Some time ago, the Amazon company had to remove a recruitment software for workers that discriminated against women from its offers in technical positions, having been trained with “the profiles of applicants for (those) jobs in recent years, which in their majority were men.”
“AI models know how we are and how we were as a society, but They don’t know where we want to goand in this is the key where it is necessary that we take action ”, pointed out the expert.
For her part, the co-founder and director of the “DataGénero” Data Observatory, Ivana Feldfeberassured that one of the “big concerns” in the matter is that more and more governments “implement AI algorithms that affect our lives and we know nothing about it.”
Operating inadvertently, these systems are used “to make decisions that directly affect people,” for example to determine who to give loans, medical or social care, or even to measure a legal sentence or the risk of recidivism, he said.
The “Not my AI” project (“No mi IA”, in Spanish), developed a map of “problematic projects” that use AI in Latin America, and Argentina registered at least three, two of them related to video surveillance.
There is also the Technological Platform for Social Intervention, a program that the government of Salta and the mega company Microsoft promoted in 2018 and which aspired to be able to predict adolescent pregnancy through artificial intelligence.
“In addition to how stigmatizing the proposal is, which only collects data on girls but not on the people who get them pregnantthe question is what is done afterwards with these data that refer to such a complex problem”, questioned Feldfeber, who emphasized that these projects “the only thing they seek is to mark” social groups through AI.
Despite the complexities it presents, the specialists highlighted the opportunities that AI can provide, approached from a gender perspective, in the struggles of women and LGBTIQ+.
Examples of this are the chatbots designed to receive complaints about gender violence to expedite court times, or Themis, a proofreader that warns about sexist words and proposes inclusive alternatives.
So is AymurAI, an AI-based computer program that aims to help judiciaries collect and dispose of anonymized data on gender-based violence, developed by DataGénero together with Mexican and Swedish colleagues.
Consulted by Telam, Yasmin Quirogaa lawyer and member of the observatory, explained that the initiative arose from the lack of unified data on gender violence in the country and, in turn, the low level of trust in the Argentine judiciary, which the latest Latinobarómetro survey stood at 16%.
In cases of gender violence, this translates into “low levels of reporting, mistrust in the justice system and less access” to it, he said.
In that framework, AymurAI It was intended as a way to expedite the collection of data on gender violence from the automation of its registration, in a way that allows “understanding gender violence and supporting the development of public policies”, detailed its creators.
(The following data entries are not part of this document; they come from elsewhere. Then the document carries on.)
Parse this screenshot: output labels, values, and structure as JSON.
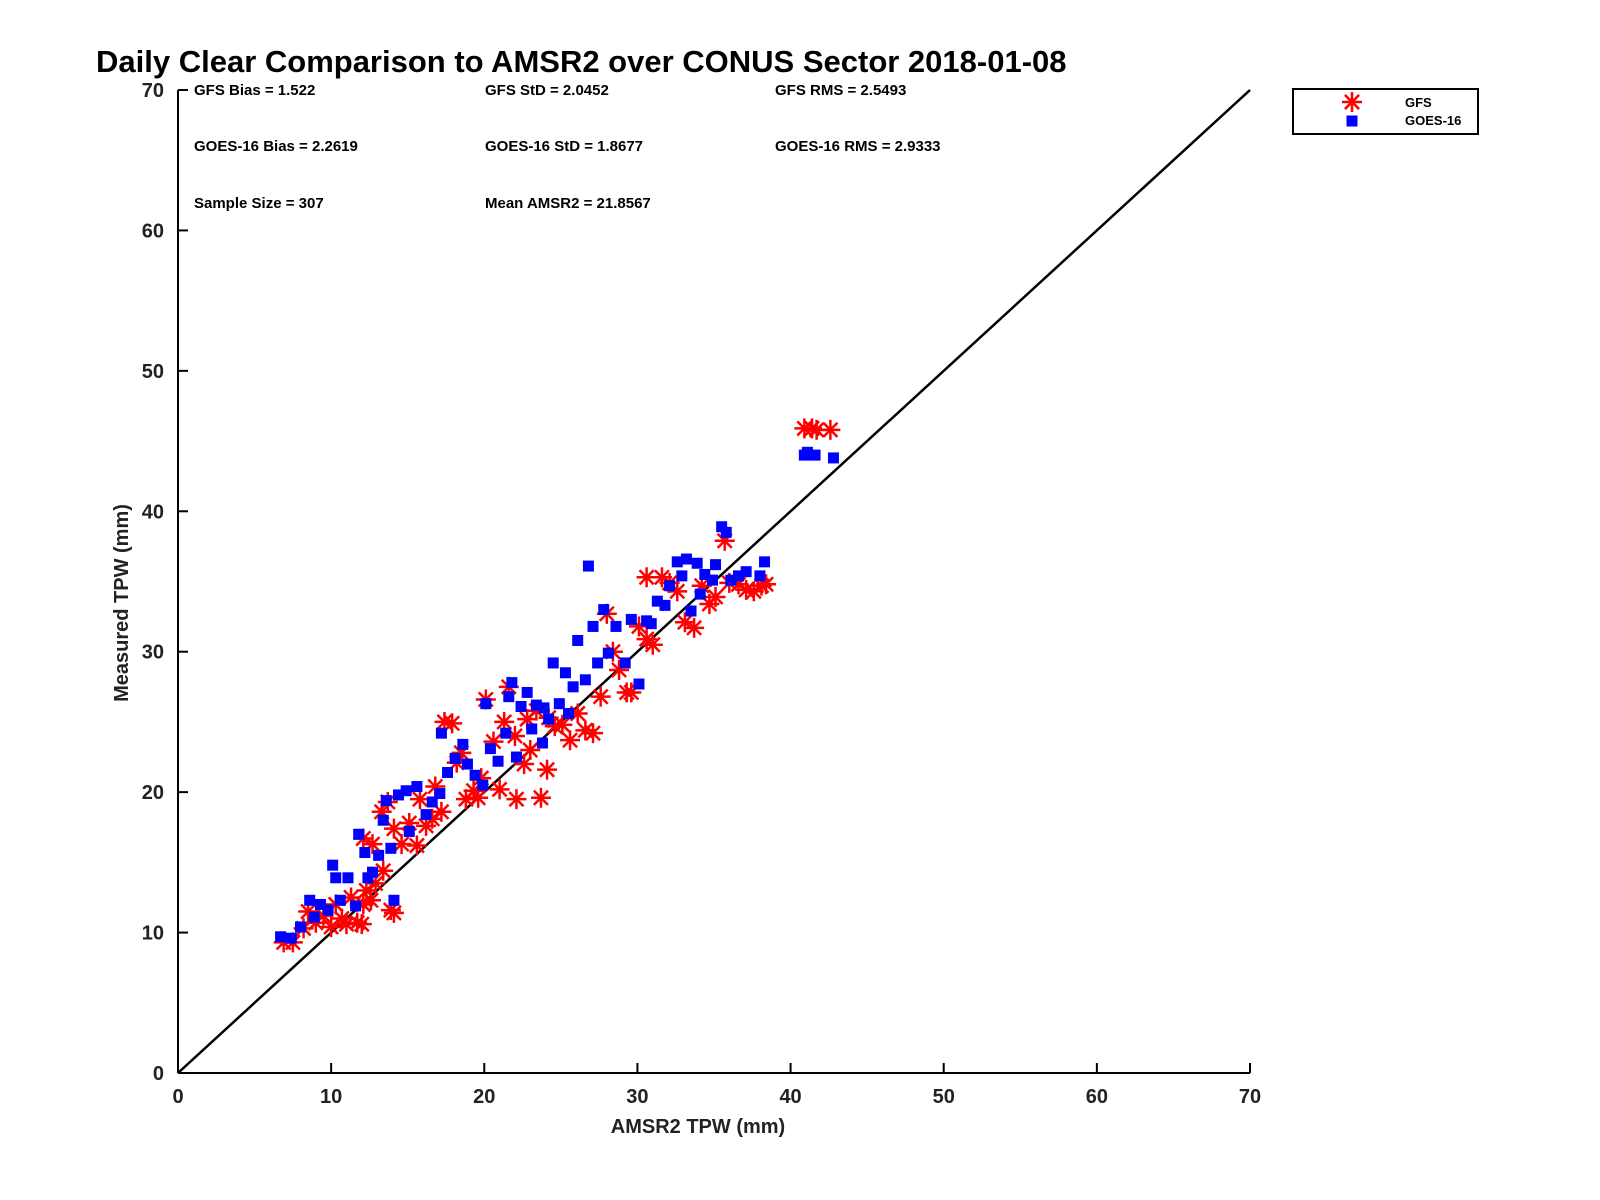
{
  "chart_data": {
    "type": "scatter",
    "title": "Daily Clear Comparison to AMSR2 over CONUS Sector 2018-01-08",
    "xlabel": "AMSR2 TPW (mm)",
    "ylabel": "Measured TPW (mm)",
    "xlim": [
      0,
      70
    ],
    "ylim": [
      0,
      70
    ],
    "xticks": [
      0,
      10,
      20,
      30,
      40,
      50,
      60,
      70
    ],
    "yticks": [
      0,
      10,
      20,
      30,
      40,
      50,
      60,
      70
    ],
    "xtick_labels": [
      "0",
      "10",
      "20",
      "30",
      "40",
      "50",
      "60",
      "70"
    ],
    "ytick_labels": [
      "0",
      "10",
      "20",
      "30",
      "40",
      "50",
      "60",
      "70"
    ],
    "grid": false,
    "legend": {
      "placement": "outside-top-right",
      "entries": [
        {
          "name": "GFS",
          "marker": "asterisk",
          "color": "#ff0000"
        },
        {
          "name": "GOES-16",
          "marker": "square",
          "color": "#0000ff"
        }
      ]
    },
    "reference_line": {
      "type": "one-to-one",
      "from": [
        0,
        0
      ],
      "to": [
        70,
        70
      ],
      "color": "#000000"
    },
    "stats": [
      {
        "label": "GFS Bias = 1.522"
      },
      {
        "label": "GFS StD = 2.0452"
      },
      {
        "label": "GFS RMS = 2.5493"
      },
      {
        "label": "GOES-16 Bias = 2.2619"
      },
      {
        "label": "GOES-16 StD = 1.8677"
      },
      {
        "label": "GOES-16 RMS = 2.9333"
      },
      {
        "label": "Sample Size = 307"
      },
      {
        "label": "Mean AMSR2 = 21.8567"
      }
    ],
    "series": [
      {
        "name": "GFS",
        "color": "#ff0000",
        "marker": "asterisk",
        "points": [
          [
            6.9,
            9.3
          ],
          [
            7.5,
            9.3
          ],
          [
            8.2,
            10.3
          ],
          [
            8.5,
            11.5
          ],
          [
            9.0,
            10.7
          ],
          [
            9.5,
            11.2
          ],
          [
            10.0,
            10.4
          ],
          [
            10.3,
            12.0
          ],
          [
            10.7,
            11.0
          ],
          [
            11.0,
            10.6
          ],
          [
            11.3,
            12.5
          ],
          [
            11.7,
            10.7
          ],
          [
            12.0,
            10.6
          ],
          [
            12.1,
            12.0
          ],
          [
            12.3,
            13.0
          ],
          [
            12.6,
            12.3
          ],
          [
            12.9,
            13.5
          ],
          [
            13.4,
            14.4
          ],
          [
            13.9,
            11.6
          ],
          [
            14.1,
            11.4
          ],
          [
            12.1,
            16.7
          ],
          [
            12.7,
            16.3
          ],
          [
            13.3,
            18.6
          ],
          [
            13.7,
            19.3
          ],
          [
            14.1,
            17.4
          ],
          [
            14.6,
            16.3
          ],
          [
            15.1,
            17.8
          ],
          [
            15.6,
            16.2
          ],
          [
            16.2,
            17.6
          ],
          [
            16.6,
            18.1
          ],
          [
            17.2,
            18.6
          ],
          [
            17.4,
            25.0
          ],
          [
            17.9,
            24.9
          ],
          [
            18.2,
            22.1
          ],
          [
            18.8,
            19.5
          ],
          [
            19.3,
            20.1
          ],
          [
            19.6,
            19.6
          ],
          [
            20.1,
            26.6
          ],
          [
            21.0,
            20.2
          ],
          [
            21.6,
            27.5
          ],
          [
            22.1,
            19.5
          ],
          [
            22.6,
            22.0
          ],
          [
            23.0,
            23.0
          ],
          [
            23.7,
            19.6
          ],
          [
            24.1,
            21.6
          ],
          [
            24.6,
            24.7
          ],
          [
            25.1,
            24.8
          ],
          [
            25.6,
            23.7
          ],
          [
            26.1,
            25.6
          ],
          [
            26.6,
            24.4
          ],
          [
            27.1,
            24.2
          ],
          [
            27.6,
            26.8
          ],
          [
            28.0,
            32.7
          ],
          [
            28.4,
            30.0
          ],
          [
            28.8,
            28.7
          ],
          [
            29.3,
            27.1
          ],
          [
            29.6,
            27.1
          ],
          [
            30.1,
            31.8
          ],
          [
            30.6,
            30.9
          ],
          [
            31.0,
            30.5
          ],
          [
            31.6,
            35.3
          ],
          [
            32.1,
            34.9
          ],
          [
            32.6,
            34.3
          ],
          [
            33.1,
            32.1
          ],
          [
            33.7,
            31.7
          ],
          [
            34.2,
            34.7
          ],
          [
            34.7,
            33.4
          ],
          [
            35.1,
            33.9
          ],
          [
            35.7,
            37.9
          ],
          [
            36.0,
            34.9
          ],
          [
            36.6,
            34.8
          ],
          [
            37.1,
            34.4
          ],
          [
            37.6,
            34.3
          ],
          [
            38.1,
            34.7
          ],
          [
            38.4,
            34.8
          ],
          [
            40.9,
            45.9
          ],
          [
            41.4,
            45.9
          ],
          [
            41.7,
            45.8
          ],
          [
            42.6,
            45.8
          ],
          [
            30.6,
            35.3
          ],
          [
            22.0,
            24.0
          ],
          [
            22.8,
            25.2
          ],
          [
            23.4,
            25.8
          ],
          [
            24.2,
            25.3
          ],
          [
            19.8,
            21.0
          ],
          [
            18.5,
            22.8
          ],
          [
            20.6,
            23.6
          ],
          [
            21.3,
            25.0
          ],
          [
            15.8,
            19.5
          ],
          [
            16.8,
            20.4
          ]
        ]
      },
      {
        "name": "GOES-16",
        "color": "#0000ff",
        "marker": "square",
        "points": [
          [
            6.7,
            9.7
          ],
          [
            7.4,
            9.6
          ],
          [
            8.0,
            10.4
          ],
          [
            8.6,
            12.3
          ],
          [
            8.9,
            11.1
          ],
          [
            9.3,
            12.0
          ],
          [
            9.8,
            11.6
          ],
          [
            10.1,
            14.8
          ],
          [
            10.3,
            13.9
          ],
          [
            10.6,
            12.3
          ],
          [
            11.1,
            13.9
          ],
          [
            11.6,
            11.9
          ],
          [
            11.8,
            17.0
          ],
          [
            12.2,
            15.7
          ],
          [
            12.4,
            13.9
          ],
          [
            12.7,
            14.3
          ],
          [
            13.1,
            15.5
          ],
          [
            13.4,
            18.0
          ],
          [
            13.6,
            19.4
          ],
          [
            13.9,
            16.0
          ],
          [
            14.1,
            12.3
          ],
          [
            14.4,
            19.8
          ],
          [
            14.9,
            20.1
          ],
          [
            15.1,
            17.2
          ],
          [
            15.6,
            20.4
          ],
          [
            16.2,
            18.4
          ],
          [
            16.6,
            19.3
          ],
          [
            17.1,
            19.9
          ],
          [
            17.2,
            24.2
          ],
          [
            17.6,
            21.4
          ],
          [
            18.1,
            22.4
          ],
          [
            18.6,
            23.4
          ],
          [
            18.9,
            22.0
          ],
          [
            19.4,
            21.2
          ],
          [
            19.9,
            20.5
          ],
          [
            20.1,
            26.3
          ],
          [
            20.4,
            23.1
          ],
          [
            20.9,
            22.2
          ],
          [
            21.4,
            24.2
          ],
          [
            21.6,
            26.8
          ],
          [
            22.1,
            22.5
          ],
          [
            22.4,
            26.1
          ],
          [
            22.8,
            27.1
          ],
          [
            23.1,
            24.5
          ],
          [
            23.4,
            26.2
          ],
          [
            23.8,
            23.5
          ],
          [
            24.2,
            25.2
          ],
          [
            24.5,
            29.2
          ],
          [
            24.9,
            26.3
          ],
          [
            25.3,
            28.5
          ],
          [
            25.8,
            27.5
          ],
          [
            26.1,
            30.8
          ],
          [
            26.6,
            28.0
          ],
          [
            26.8,
            36.1
          ],
          [
            27.1,
            31.8
          ],
          [
            27.4,
            29.2
          ],
          [
            27.8,
            33.0
          ],
          [
            28.1,
            29.9
          ],
          [
            28.6,
            31.8
          ],
          [
            29.2,
            29.2
          ],
          [
            29.6,
            32.3
          ],
          [
            30.1,
            27.7
          ],
          [
            30.6,
            32.2
          ],
          [
            30.9,
            32.0
          ],
          [
            31.3,
            33.6
          ],
          [
            31.8,
            33.3
          ],
          [
            32.1,
            34.7
          ],
          [
            32.6,
            36.4
          ],
          [
            32.9,
            35.4
          ],
          [
            33.2,
            36.6
          ],
          [
            33.5,
            32.9
          ],
          [
            33.9,
            36.3
          ],
          [
            34.1,
            34.1
          ],
          [
            34.4,
            35.5
          ],
          [
            34.9,
            35.1
          ],
          [
            35.1,
            36.2
          ],
          [
            35.5,
            38.9
          ],
          [
            35.8,
            38.5
          ],
          [
            36.1,
            35.1
          ],
          [
            36.6,
            35.4
          ],
          [
            37.1,
            35.7
          ],
          [
            38.0,
            35.4
          ],
          [
            38.3,
            36.4
          ],
          [
            40.9,
            44.0
          ],
          [
            41.1,
            44.2
          ],
          [
            41.6,
            44.0
          ],
          [
            42.8,
            43.8
          ],
          [
            21.8,
            27.8
          ],
          [
            23.9,
            26.0
          ],
          [
            25.5,
            25.6
          ]
        ]
      }
    ]
  }
}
“Data have a transformative capacity because they allow us to know the reality of people. They are concrete evidence, beyond the fact that they are not objective,” Quiroga said.
“These data already exist and are in great demand by society, it’s a matter of starting to work on them and publish them,” said the creators of AymurAI, which is already up and running and available “for those who want to implement it.”
And they concluded: “We do not expect these tools to solve the problem of gender violence, but we do believe that they have a lot to contribute.”